Commencing again with the fifth column of the table, the first point to notice is that no implements at all have been discovered in immediate association with the fossil remains at Mauer and Trinil (Java). Yet in the absence of evidence, it must not be concluded that the contemporary representatives of mankind were incapable of providing such testimony. Evidence will be adduced presently to show the incorrectness of such a conclusion.

In the next place, the great majority of the cave-men are associated with implements of one and the same type, viz. the Mousterian, so called from the locality (Le Moustier) which has furnished so complete an example of ancient prehistoric man.

Lastly, the Galley Hill skeleton maintains the distinctive position assigned to it, for as in the previous columns, it disagrees also here with the majority of the examples ranged near it.

If enquiry be made as to the significance, i.e. the sequence in point of time and the general status of the various types of implements mentioned in the table, it will be found that all without exception are described as of Palaeolithic type. Indeed they furnish largely the justification for the application of that term (employed so often in Chapter II) to the various skeletons described there.

To these Palaeolithic implements, others of the Neolithic types succeeded in Europe. [It is necessary to insist upon this succession as European, since palaeoliths are still in use among savage tribes, such as the aboriginal (Bush) natives of South Africa.] Confining attention to palaeoliths and their varieties, the discovery of a form alleged to fill the gap separating the most ancient Neolithic from the least ancient Palaeolithic types may be mentioned. The implements were obtained from the cave known as Le Mas d'Azil in the south of France.

In Germany, the researches of Professor Schmidt[28] in the caverns of Württemburg have revealed a series of strata distinguished not only in position and sequence but also by the successive types of stone implements related to the several horizons. The sequence may be shewn most concisely if the deposits are compared in a tabular form as follows (Table I).

These caves give the information necessary for a correct appreciation of the position of all the cave-implements in Table A. Reverting to the latter, and having regard to the cave-men, both subdivisions of Division II (cf. [Table A]) appear, but no example or representative of the earliest form (designated by Division I). The fauna is entirely Pleistocene, if we except such a trifling claim to Pliocene antiquity as may be based upon the presence of Rhinoceros merckii at Krapina.

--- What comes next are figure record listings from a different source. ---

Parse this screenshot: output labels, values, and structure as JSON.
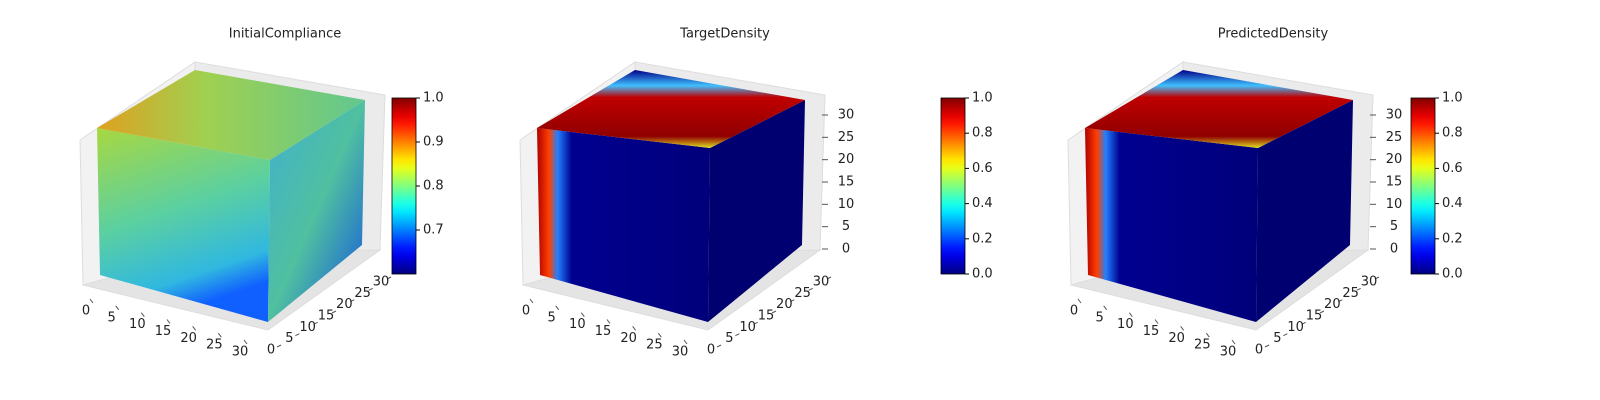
{
  "chart_data": [
    {
      "type": "voxel",
      "title": "InitialCompliance",
      "colormap": "jet",
      "xticks": [
        0,
        5,
        10,
        15,
        20,
        25,
        30
      ],
      "yticks": [
        0,
        5,
        10,
        15,
        20,
        25,
        30
      ],
      "zticks": [],
      "xlim": [
        0,
        30
      ],
      "ylim": [
        0,
        30
      ],
      "zlim": [
        0,
        30
      ],
      "colorbar_lim": [
        0.6,
        1.0
      ],
      "colorbar_ticks": [
        {
          "value": 0.7,
          "label": "0.7"
        },
        {
          "value": 0.8,
          "label": "0.8"
        },
        {
          "value": 0.9,
          "label": "0.9"
        },
        {
          "value": 1.0,
          "label": "1.0"
        }
      ]
    },
    {
      "type": "voxel",
      "title": "TargetDensity",
      "colormap": "jet",
      "xticks": [
        0,
        5,
        10,
        15,
        20,
        25,
        30
      ],
      "yticks": [
        0,
        5,
        10,
        15,
        20,
        25,
        30
      ],
      "zticks": [
        0,
        5,
        10,
        15,
        20,
        25,
        30
      ],
      "xlim": [
        0,
        30
      ],
      "ylim": [
        0,
        30
      ],
      "zlim": [
        0,
        30
      ],
      "colorbar_lim": [
        0,
        1.0
      ],
      "colorbar_ticks": [
        {
          "value": 0,
          "label": "0.0"
        },
        {
          "value": 0.2,
          "label": "0.2"
        },
        {
          "value": 0.4,
          "label": "0.4"
        },
        {
          "value": 0.6,
          "label": "0.6"
        },
        {
          "value": 0.8,
          "label": "0.8"
        },
        {
          "value": 1.0,
          "label": "1.0"
        }
      ]
    },
    {
      "type": "voxel",
      "title": "PredictedDensity",
      "colormap": "jet",
      "xticks": [
        0,
        5,
        10,
        15,
        20,
        25,
        30
      ],
      "yticks": [
        0,
        5,
        10,
        15,
        20,
        25,
        30
      ],
      "zticks": [
        0,
        5,
        10,
        15,
        20,
        25,
        30
      ],
      "xlim": [
        0,
        30
      ],
      "ylim": [
        0,
        30
      ],
      "zlim": [
        0,
        30
      ],
      "colorbar_lim": [
        0,
        1.0
      ],
      "colorbar_ticks": [
        {
          "value": 0,
          "label": "0.0"
        },
        {
          "value": 0.2,
          "label": "0.2"
        },
        {
          "value": 0.4,
          "label": "0.4"
        },
        {
          "value": 0.6,
          "label": "0.6"
        },
        {
          "value": 0.8,
          "label": "0.8"
        },
        {
          "value": 1.0,
          "label": "1.0"
        }
      ]
    }
  ]
}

The results of this enquiry shew therefore that genuine Mousterian implements are of Pleistocene age, that they were fabricated by human beings of a comparatively low type, who lived in caves and were by occupation hunters of deer and other large ungulate animals. So much has long been known, but the extraordinary distinctness of the evidence of superposition shewn in Professor Schmidt's work at Sirgenstein, furnishes the final proof of results arrived at in earlier days by the slow comparison of several sites representing single epochs. That work also helps to re-establish the Aurignacian horizon and period as distinctive.